The only signatories of the letter who responded to a request for comment DL News were Senator Chris Van Hollen and Representative Eleanor Holmes Norton.

Van Hollen’s staff declined an interview but pointed DL News to the CFTC’s rulemaking proposal.

“Her primary reason for opposing those markets is that they provide a powerful incentive for people to interfere in elections,” said a spokesperson for Norton.

Researchers’ take

Economists, however, push back against the CFTC’s claims.

“The economic literature suggests that prediction markets are fairly accurate,” Robert Webb, a professor at the University of Virginia who studies speculative markets, told DL News.

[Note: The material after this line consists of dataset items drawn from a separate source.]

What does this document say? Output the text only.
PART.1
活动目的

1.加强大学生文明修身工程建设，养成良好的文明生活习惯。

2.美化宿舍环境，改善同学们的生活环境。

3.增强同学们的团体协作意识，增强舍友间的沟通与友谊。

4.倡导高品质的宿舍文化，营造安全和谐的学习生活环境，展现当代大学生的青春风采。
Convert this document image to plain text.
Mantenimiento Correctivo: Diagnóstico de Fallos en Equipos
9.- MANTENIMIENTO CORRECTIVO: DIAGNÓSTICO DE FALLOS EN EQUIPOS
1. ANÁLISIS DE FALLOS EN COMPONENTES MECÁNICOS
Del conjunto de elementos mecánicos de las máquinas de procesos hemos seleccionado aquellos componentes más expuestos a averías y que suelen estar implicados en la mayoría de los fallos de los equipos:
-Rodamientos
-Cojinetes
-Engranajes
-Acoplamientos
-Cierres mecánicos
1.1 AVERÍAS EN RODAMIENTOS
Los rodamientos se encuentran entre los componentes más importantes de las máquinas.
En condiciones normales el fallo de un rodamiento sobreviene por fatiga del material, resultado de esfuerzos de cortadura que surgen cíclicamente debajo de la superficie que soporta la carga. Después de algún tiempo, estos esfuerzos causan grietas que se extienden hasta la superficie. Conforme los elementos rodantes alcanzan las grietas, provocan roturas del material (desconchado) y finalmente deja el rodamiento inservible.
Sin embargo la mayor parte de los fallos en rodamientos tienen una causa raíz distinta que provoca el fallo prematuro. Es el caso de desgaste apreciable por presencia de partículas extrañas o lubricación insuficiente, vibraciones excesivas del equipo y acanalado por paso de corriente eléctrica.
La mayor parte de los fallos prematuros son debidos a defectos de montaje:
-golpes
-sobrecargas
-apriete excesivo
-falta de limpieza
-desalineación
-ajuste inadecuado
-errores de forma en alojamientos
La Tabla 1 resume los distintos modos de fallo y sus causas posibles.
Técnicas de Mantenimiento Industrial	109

He submitted a letter in opposition to the rule in June.

Robin Hanson, a professor at George Mason University and one of the earliest academic proponents of prediction markets, told DL News concerns of manipulation, or attempts to influence prediction markets through misinformation or vice versa, are overblown.

“It’s a generic feature of having any information source people might rely on that people might want to try to distort it,” he said, giving an example of how sources regularly try to spin news coverage.

Hanson faced previous criticism in 2018 for publicly musing about “sex redistribution” amid broader societal conversations about incels.

“Many felt free to attribute crazy extreme positions to me that I did not say, and have explicitly denied,” he told DL News.

In regards to claims that traders may manipulate prediction markets to influence public opinion, Hanson said that researchers have shown gamblers factor in the chance of market manipulation into their bets.

James Bailey, an economics professor at Providence College, also submitted a comment in opposition to the CFTC’s proposed rule, but he cautioned that prediction markets implemented without any regulatory scrutiny can lead to excesses.

If the amount of money one person can bet on real world events grows large enough, insiders may have more of an incentive to, for example, throw an election, he told DL News.

However, as the current research stands, he said he believes that the pros of legalising prediction markets outweigh the cons.

“These are really accurate ways of summing up people’s best ideas of the future,” Bailey said.

Polymarket did not immediately return a request for comment.